Beasley refused to disclose terms of the settlement offer, as did Kellogg City Attorney Charlie Cox.

Cox said the city has sent Mission Mountain’s counsel in Missoula a memo outlining what a settlement should cover.

At stake is the future of the ski resort. Eagle Crest has an option next year to begin removing equipment from the mountain, though the resort development company has steadfastly denied that it has any intention of removing anything.

Mission Mountain wants to keep the centerpiece gondola in Kellogg, Beasley said, and will use any means it can through court to do so.

The Mission Mountain suit argues that the lease agreement signed between Kellogg and Eagle Crest isn’t valid for several reasons.

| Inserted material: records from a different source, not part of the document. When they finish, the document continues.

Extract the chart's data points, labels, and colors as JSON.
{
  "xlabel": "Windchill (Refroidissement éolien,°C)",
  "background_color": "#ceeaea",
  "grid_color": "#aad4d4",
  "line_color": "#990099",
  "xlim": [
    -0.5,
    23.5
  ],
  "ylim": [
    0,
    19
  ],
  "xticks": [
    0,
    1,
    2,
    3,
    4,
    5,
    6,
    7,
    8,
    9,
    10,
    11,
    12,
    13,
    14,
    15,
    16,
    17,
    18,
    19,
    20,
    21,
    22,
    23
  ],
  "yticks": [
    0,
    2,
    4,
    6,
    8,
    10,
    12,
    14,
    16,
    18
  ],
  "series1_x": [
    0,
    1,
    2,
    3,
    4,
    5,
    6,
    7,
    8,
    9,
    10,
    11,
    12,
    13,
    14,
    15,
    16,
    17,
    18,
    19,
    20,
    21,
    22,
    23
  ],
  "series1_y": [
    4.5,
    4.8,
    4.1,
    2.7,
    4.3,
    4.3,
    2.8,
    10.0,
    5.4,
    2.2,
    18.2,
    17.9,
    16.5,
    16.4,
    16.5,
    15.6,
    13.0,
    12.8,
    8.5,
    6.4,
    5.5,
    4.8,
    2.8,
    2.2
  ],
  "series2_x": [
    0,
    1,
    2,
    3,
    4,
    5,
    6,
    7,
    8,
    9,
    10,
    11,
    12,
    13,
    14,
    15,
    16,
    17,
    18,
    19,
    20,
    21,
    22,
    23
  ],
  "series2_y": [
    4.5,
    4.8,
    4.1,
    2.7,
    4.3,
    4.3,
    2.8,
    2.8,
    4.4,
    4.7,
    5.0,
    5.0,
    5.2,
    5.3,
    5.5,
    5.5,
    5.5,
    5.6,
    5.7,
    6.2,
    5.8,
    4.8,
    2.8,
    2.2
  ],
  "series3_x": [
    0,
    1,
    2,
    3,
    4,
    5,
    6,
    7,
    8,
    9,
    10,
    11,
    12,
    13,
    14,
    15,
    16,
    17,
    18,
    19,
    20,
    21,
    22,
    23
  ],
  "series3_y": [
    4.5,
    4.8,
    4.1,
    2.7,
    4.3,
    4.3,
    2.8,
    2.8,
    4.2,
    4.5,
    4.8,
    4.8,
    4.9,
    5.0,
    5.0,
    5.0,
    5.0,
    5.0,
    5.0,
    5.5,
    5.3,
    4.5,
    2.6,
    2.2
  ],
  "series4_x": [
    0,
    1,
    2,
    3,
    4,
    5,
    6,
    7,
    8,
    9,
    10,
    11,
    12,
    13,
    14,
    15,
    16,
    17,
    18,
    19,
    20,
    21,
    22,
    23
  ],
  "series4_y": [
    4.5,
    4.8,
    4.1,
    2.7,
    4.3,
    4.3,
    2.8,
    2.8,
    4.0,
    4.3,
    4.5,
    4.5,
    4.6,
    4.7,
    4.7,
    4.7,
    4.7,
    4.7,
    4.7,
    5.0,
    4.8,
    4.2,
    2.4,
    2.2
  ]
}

Under terms of the old agreement signed with previous Silver Mountain backer Von Roll AG, a Swiss lift manufacturer, the lease would end when Von Roll retired the bonds it sold to back the ski resort. Mission Mountain argues that when the transaction took place, Von Roll retired the bonds and the lease ended instead of being transferred to Eagle Crest.

Cox has maintained that the agreement was legal and will withstand legal scrutiny.

Mission Mountain has brought up the idea of charging rent to Eagle Crest Partners if the lease deal becomes void.